More on Student Fees

Following the vote in House of Commons yesterday and the extensive press coverage of how the changes in state funding for universities could lead to insolvency for some new universities, we have started to receive a number of calls from concerned students. I thought it would be worth reminding people of what we said when the Browne review was published in October and answer three specific questions:

1. Does this mean OCA course fees are going to dramatically increase? No, while we cannot rule out some increases in the future the OCA is insulated from most of changes because it already receives only a small amount of money from the Government. We are a charity and I and our Trustees are committed to keeping fees as low as possible to widen access to our courses. You can read my fuller explanation from October here.

2. Bucks New University have been named as one of the universities where the cuts in funding could have a ‘high potential impact’, what does this mean for OCA students who have their degrees accredited by them? Bucks New University have been identified as belonging to a group of one third of universities who will find adapting to the change difficult. Our experience is that the University is well run and the Vice Chancellor, Ruth Farwell is entrepreneurial leader. OCA has validation arrangements with two universities, Bucks New University and the University for the Creative Arts. These two universities have chosen to validate our programmes because they recognise the quality of what offer. I do not anticipate any problems in the OCA being able to continue to offer our students degree programmes.

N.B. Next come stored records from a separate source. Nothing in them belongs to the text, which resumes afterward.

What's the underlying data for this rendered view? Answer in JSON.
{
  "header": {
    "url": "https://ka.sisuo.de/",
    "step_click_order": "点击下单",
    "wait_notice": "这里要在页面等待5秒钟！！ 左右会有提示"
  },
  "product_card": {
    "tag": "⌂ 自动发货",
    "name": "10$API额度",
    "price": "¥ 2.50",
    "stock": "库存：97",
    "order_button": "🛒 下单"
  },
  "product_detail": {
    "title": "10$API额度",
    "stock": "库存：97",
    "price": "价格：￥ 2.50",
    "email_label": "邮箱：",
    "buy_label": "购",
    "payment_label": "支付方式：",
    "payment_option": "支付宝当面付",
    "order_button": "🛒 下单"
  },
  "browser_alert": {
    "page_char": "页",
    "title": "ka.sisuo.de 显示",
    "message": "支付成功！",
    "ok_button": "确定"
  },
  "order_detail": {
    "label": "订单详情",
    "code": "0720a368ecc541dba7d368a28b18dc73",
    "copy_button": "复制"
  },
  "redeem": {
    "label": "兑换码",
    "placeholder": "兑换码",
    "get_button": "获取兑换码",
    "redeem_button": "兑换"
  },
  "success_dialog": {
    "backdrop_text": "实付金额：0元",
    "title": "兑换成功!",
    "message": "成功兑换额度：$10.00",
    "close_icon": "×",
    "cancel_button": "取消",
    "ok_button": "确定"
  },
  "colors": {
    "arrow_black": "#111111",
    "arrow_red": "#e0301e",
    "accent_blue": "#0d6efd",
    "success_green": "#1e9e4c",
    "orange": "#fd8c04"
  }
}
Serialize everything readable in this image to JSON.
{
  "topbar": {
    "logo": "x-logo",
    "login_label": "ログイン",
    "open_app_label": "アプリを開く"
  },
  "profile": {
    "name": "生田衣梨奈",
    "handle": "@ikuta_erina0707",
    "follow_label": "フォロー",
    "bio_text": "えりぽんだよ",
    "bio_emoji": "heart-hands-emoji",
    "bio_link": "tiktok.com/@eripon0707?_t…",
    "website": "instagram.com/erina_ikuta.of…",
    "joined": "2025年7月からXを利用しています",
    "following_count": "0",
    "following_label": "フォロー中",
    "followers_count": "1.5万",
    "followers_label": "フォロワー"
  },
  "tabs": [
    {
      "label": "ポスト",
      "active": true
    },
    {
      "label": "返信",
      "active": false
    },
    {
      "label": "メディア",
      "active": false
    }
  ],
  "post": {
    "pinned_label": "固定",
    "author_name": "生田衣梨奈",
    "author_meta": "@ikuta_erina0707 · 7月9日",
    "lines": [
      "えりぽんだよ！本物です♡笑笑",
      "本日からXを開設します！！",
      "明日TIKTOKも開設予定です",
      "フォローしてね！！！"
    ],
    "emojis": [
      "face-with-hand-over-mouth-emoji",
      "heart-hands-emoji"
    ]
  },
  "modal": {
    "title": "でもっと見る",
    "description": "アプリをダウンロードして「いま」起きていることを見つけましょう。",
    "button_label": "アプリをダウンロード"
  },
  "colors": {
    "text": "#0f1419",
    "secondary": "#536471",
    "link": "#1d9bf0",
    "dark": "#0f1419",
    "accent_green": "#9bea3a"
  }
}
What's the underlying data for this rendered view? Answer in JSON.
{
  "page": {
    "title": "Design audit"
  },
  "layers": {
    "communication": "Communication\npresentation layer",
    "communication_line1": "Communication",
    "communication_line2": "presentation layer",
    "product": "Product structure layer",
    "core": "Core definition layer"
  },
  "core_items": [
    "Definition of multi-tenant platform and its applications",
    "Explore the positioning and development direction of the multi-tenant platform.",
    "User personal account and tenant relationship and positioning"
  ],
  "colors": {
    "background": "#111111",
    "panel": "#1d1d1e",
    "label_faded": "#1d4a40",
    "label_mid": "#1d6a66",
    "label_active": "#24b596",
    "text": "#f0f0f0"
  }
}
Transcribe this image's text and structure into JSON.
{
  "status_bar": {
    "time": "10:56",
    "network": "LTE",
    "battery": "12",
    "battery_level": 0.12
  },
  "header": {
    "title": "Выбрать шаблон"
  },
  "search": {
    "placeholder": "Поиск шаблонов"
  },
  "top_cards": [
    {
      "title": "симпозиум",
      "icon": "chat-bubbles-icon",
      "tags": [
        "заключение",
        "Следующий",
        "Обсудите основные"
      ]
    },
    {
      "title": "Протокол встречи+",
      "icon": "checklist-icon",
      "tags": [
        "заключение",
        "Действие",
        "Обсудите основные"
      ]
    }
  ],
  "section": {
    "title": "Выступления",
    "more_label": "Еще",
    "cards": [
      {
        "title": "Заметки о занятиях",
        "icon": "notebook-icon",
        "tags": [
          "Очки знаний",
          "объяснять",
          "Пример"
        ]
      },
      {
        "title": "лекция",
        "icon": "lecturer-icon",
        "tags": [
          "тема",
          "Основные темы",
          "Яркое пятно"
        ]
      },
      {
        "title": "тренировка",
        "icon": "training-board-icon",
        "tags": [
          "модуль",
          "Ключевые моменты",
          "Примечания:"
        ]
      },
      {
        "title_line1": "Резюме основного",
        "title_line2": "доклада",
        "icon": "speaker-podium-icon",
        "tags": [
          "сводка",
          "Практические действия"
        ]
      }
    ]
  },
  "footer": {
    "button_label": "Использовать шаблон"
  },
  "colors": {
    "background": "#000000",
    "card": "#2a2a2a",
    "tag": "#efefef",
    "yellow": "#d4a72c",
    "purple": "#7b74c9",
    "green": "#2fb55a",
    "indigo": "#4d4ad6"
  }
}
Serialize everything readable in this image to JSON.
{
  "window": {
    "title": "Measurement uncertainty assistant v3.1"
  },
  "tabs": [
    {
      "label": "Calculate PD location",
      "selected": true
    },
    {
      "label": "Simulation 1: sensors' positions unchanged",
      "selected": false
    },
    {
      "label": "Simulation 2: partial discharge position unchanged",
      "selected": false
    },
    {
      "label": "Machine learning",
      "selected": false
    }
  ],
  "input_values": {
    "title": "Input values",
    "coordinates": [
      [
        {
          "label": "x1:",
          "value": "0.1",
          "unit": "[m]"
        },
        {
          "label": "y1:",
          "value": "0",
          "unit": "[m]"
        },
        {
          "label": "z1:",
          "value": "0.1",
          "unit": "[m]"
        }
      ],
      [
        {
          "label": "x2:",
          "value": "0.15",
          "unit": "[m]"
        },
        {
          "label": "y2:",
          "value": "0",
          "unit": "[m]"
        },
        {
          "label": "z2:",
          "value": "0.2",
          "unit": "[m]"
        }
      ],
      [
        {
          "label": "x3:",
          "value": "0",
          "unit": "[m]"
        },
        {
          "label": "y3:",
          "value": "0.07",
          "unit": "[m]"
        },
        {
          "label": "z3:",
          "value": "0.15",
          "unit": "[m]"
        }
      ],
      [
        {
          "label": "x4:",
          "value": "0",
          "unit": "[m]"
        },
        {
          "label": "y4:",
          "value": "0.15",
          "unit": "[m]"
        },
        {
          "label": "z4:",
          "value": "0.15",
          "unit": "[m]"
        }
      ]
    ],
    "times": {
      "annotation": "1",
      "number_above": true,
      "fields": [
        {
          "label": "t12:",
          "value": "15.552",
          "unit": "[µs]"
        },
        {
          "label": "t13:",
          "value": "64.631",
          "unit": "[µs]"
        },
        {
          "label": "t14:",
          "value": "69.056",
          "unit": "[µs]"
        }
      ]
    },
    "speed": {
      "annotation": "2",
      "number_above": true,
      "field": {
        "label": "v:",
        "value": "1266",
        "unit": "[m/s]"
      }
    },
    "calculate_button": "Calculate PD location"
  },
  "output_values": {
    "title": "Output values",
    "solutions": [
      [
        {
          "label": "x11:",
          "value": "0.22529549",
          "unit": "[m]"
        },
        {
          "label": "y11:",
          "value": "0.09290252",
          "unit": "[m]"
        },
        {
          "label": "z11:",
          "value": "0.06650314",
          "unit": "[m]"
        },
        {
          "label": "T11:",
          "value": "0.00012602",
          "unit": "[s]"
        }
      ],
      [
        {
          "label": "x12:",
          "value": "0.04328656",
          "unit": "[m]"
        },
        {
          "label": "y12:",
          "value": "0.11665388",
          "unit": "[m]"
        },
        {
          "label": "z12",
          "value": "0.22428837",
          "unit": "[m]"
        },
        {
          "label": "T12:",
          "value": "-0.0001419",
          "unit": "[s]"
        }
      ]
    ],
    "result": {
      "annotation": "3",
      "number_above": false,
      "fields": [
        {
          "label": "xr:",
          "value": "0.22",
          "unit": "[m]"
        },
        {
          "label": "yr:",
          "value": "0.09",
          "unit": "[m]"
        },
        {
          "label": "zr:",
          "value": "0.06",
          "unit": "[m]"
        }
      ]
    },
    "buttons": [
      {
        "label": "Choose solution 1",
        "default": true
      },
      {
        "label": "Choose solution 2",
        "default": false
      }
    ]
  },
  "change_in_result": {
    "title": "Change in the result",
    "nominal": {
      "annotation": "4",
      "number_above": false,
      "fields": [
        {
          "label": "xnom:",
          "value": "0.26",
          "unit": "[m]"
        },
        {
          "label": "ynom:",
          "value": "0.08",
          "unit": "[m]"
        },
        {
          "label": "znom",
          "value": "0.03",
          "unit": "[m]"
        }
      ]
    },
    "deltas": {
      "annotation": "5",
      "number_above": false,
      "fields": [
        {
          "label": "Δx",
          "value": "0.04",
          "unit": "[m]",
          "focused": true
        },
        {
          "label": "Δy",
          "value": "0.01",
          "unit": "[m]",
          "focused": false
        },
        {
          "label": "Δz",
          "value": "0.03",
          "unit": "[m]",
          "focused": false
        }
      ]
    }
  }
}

3 So, everyone else’s fees are going up massively, does this mean you are celebrating? Well no actually. I do think that relatively the OCA will look a more attractive option and as a consequence we will see enrolments grow. We are investing to support this, for example by developing new courses and degree programmes. So professionally, I think now is an opportunity for the OCA but personally I think the changes are going to be profoundly damaging to British society and the life chances of many young people. I am on the record as saying that one of the changes in particular is insane.

Gareth Dent
OCA Chief Executive
10 December 2010


    1. Gareth 25 March 2011 at 9:59 am

      Finally got round to reading this. Interesting indeed. I think the ‘open content’ model is very interesting, and at the OCA we currently have a mixed economy – course materials for students only, media content for everyone. However when Peter Scott says “Conventional universities are forced into this one-to-many, someone lecturing to a timetable, because they have buildings to fill…” I feel this is only part of the story. It neglects the key component which is tutor feedback – a video on the web is still ‘one to many’, it is just the many are not in the same place or necessarily watching at the same time. One can sit in front of content for years and not necessarily learn – it is the engagement, the struggle and the feedback and encouragement which makes the difference. The institutions which will be successful in the future will need to have efficient content distribution systems as a pre-requisite and superb 121 tuition. That’s where we see the future of the OCA.